Der Eingriff in die Berufsausübung durch Gesetz ist insbesondere zulässig, wenn er verhältnismäßig ist, was das BVerfG (im Rahmen seiner "Stufentheorie") wie folgt ausgestaltet:

- Der Eingriff muß mit sachgerechten und vernünftigen Erwägungen des Gemeinwohls begründet werden können;

- Der Eingriff muß auch im übrigen verhältnismäßig sein.

Die Stufentheorie des BVerfG besagt für Eingriffe in die Berufswahl :

- Subjektive (also an der Person anknüpfende) Beschränkungen dürfen statuiert werden, wenn (kumulativ!)

-- es der Schutz besonders wichtiger Gemeinschaftsgüter zwingend erfordert,

-- die gewählte Form des Eingriffs das Grundrecht am wenigsten beschränkt;

-- der Eingriff zum angestrebten Zweck der Erfüllung der Berufstätigkeit nicht außer Verhältnis steht.

- Objektive (also von der Person nicht zu beeinflussende) Beschränkungen sind zulässig, wenn (kumulativ!)

-- es die Abwehr nachweisbarer oder höchstwahrscheinlich schwerer Gefahren für ein überragend wichtiges Gemeinschaftsgut erfordert;

-- die gewählte Form des Eingriffs das Grundrecht am wenigsten beschränkt;

-- der Eingriff zum angestrebten Zweck der Erfüllung der Berufstätigkeit nicht außer Verhältnis steht [nicht ausdrücklich postuliert, ergibt sich aber aus Kontext]

Merke: Die Grenze zwischen Berufsausübungs- und Berufswahlregelung ist fließend; bei besonders intensiven Ausübungsregelung sind die Schranken für die Berufswahl anzuwenden (begründen!).

Hinsichtlich tiré 1 (Gemeinwohlerwägungen) kann auf das oben Gesagte (sinnvolles und notwendiges Ziel) verwiesen werden; auch hinsichtlich tiré 2 (Verhältnismäßigkeit i.ü.) findet sinngemäß das zur Rückwirkung Gesagte Anwendung: Mit Blick auf "Cranach" ist die Maßnahme wegen überwiegenden Vertrauensschutzes (echte Rückwirkung) unverhältnismäßig und ein rechtswidriger Eingriff in Art. 12 I GG; mit Blick auf "Klee" ist die Verhältnismäßigkeit gewahrt (unechte Rückwirkung).

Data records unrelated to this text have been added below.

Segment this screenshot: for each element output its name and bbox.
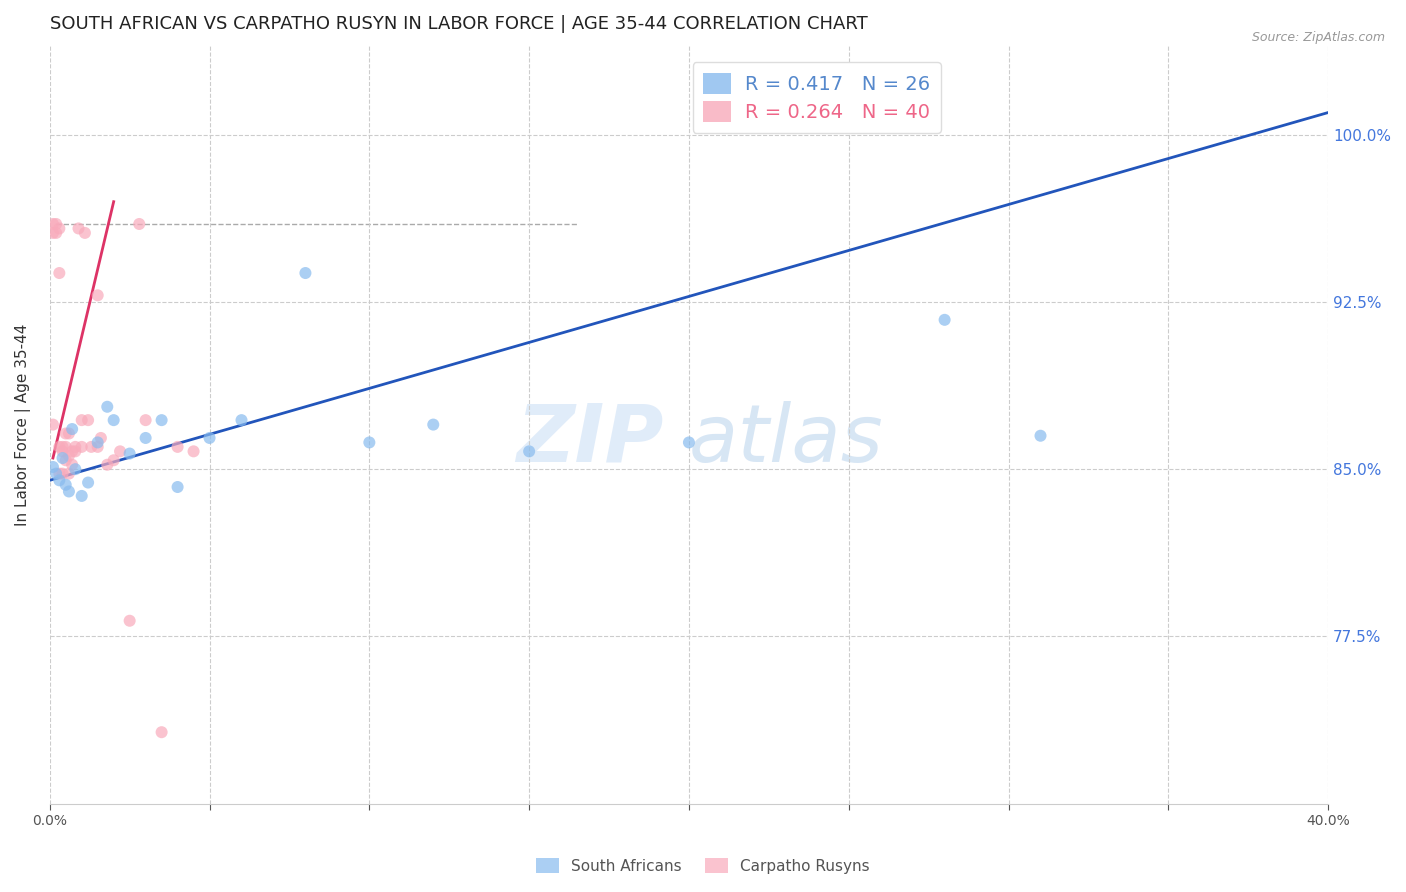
- Point: [67, 221, 90, 235]
- Point: [150, 725, 173, 739]
- Point: [166, 480, 188, 494]
- Legend: R = 0.417   N = 26, R = 0.264   N = 40: R = 0.417 N = 26, R = 0.264 N = 40: [693, 62, 941, 133]
- Point: [55, 477, 77, 491]
- Point: [55, 453, 77, 467]
- Point: [1029, 428, 1052, 442]
- Point: [58, 426, 80, 441]
- Point: [934, 313, 956, 327]
- Point: [58, 449, 80, 463]
- Point: [45, 217, 67, 231]
- Point: [77, 475, 100, 490]
- Point: [42, 226, 65, 240]
- Point: [73, 226, 96, 240]
- Point: [48, 440, 70, 454]
- Point: [103, 413, 125, 427]
- Point: [55, 440, 77, 454]
- Point: [86, 288, 108, 302]
- Point: [128, 217, 150, 231]
- Point: [45, 226, 67, 240]
- Point: [517, 444, 540, 458]
- Point: [48, 467, 70, 481]
- Point: [51, 450, 73, 465]
- Point: [42, 417, 65, 432]
- Point: [65, 444, 87, 458]
- Point: [166, 440, 188, 454]
- Point: [103, 453, 125, 467]
- Point: [65, 462, 87, 476]
- Point: [118, 614, 141, 628]
- Point: [48, 266, 70, 280]
- Point: [86, 440, 108, 454]
- Point: [51, 444, 73, 458]
- Point: [45, 467, 67, 481]
- Point: [80, 440, 103, 454]
- Point: [294, 266, 316, 280]
- Legend: South Africans, Carpatho Rusyns: South Africans, Carpatho Rusyns: [530, 852, 876, 880]
- Point: [77, 413, 100, 427]
- Point: [42, 459, 65, 474]
- Point: [422, 417, 444, 432]
- Point: [96, 400, 118, 414]
- Point: [55, 426, 77, 441]
- Point: [42, 217, 65, 231]
- Text: ZIP: ZIP: [516, 401, 664, 479]
- Text: SOUTH AFRICAN VS CARPATHO RUSYN IN LABOR FORCE | AGE 35-44 CORRELATION CHART: SOUTH AFRICAN VS CARPATHO RUSYN IN LABOR…: [49, 15, 868, 33]
- Point: [150, 413, 173, 427]
- Point: [51, 467, 73, 481]
- Y-axis label: In Labor Force | Age 35-44: In Labor Force | Age 35-44: [15, 324, 31, 525]
- Point: [96, 458, 118, 472]
- Point: [678, 435, 700, 450]
- Point: [60, 444, 83, 458]
- Text: atlas: atlas: [689, 401, 884, 479]
- Point: [51, 440, 73, 454]
- Point: [183, 444, 205, 458]
- Point: [90, 431, 112, 445]
- Point: [70, 413, 93, 427]
- Point: [70, 489, 93, 503]
- Point: [359, 435, 381, 450]
- Point: [108, 444, 131, 458]
- Point: [198, 431, 221, 445]
- Point: [65, 440, 87, 454]
- Point: [118, 446, 141, 460]
- Point: [58, 467, 80, 481]
- Point: [60, 458, 83, 472]
- Point: [135, 413, 157, 427]
- Point: [60, 422, 83, 436]
- Point: [86, 435, 108, 450]
- Text: Source: ZipAtlas.com: Source: ZipAtlas.com: [1251, 31, 1385, 45]
- Point: [231, 413, 253, 427]
- Point: [48, 473, 70, 487]
- Point: [70, 440, 93, 454]
- Point: [58, 484, 80, 499]
- Point: [48, 221, 70, 235]
- Point: [135, 431, 157, 445]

Art. 12 I GG ist, soweit in abgeschlossene Sachverhalte eingegriffen wird, verletzt.



C. Ergebnis

Das Gesetz ist formell und materiell verfassungswidrig. Die Verfassungsbeschwerde ist begründet. Das BVerfG erklärt das Änderungsgesetz für nichtig (§ 95 III 1 BVerfGG).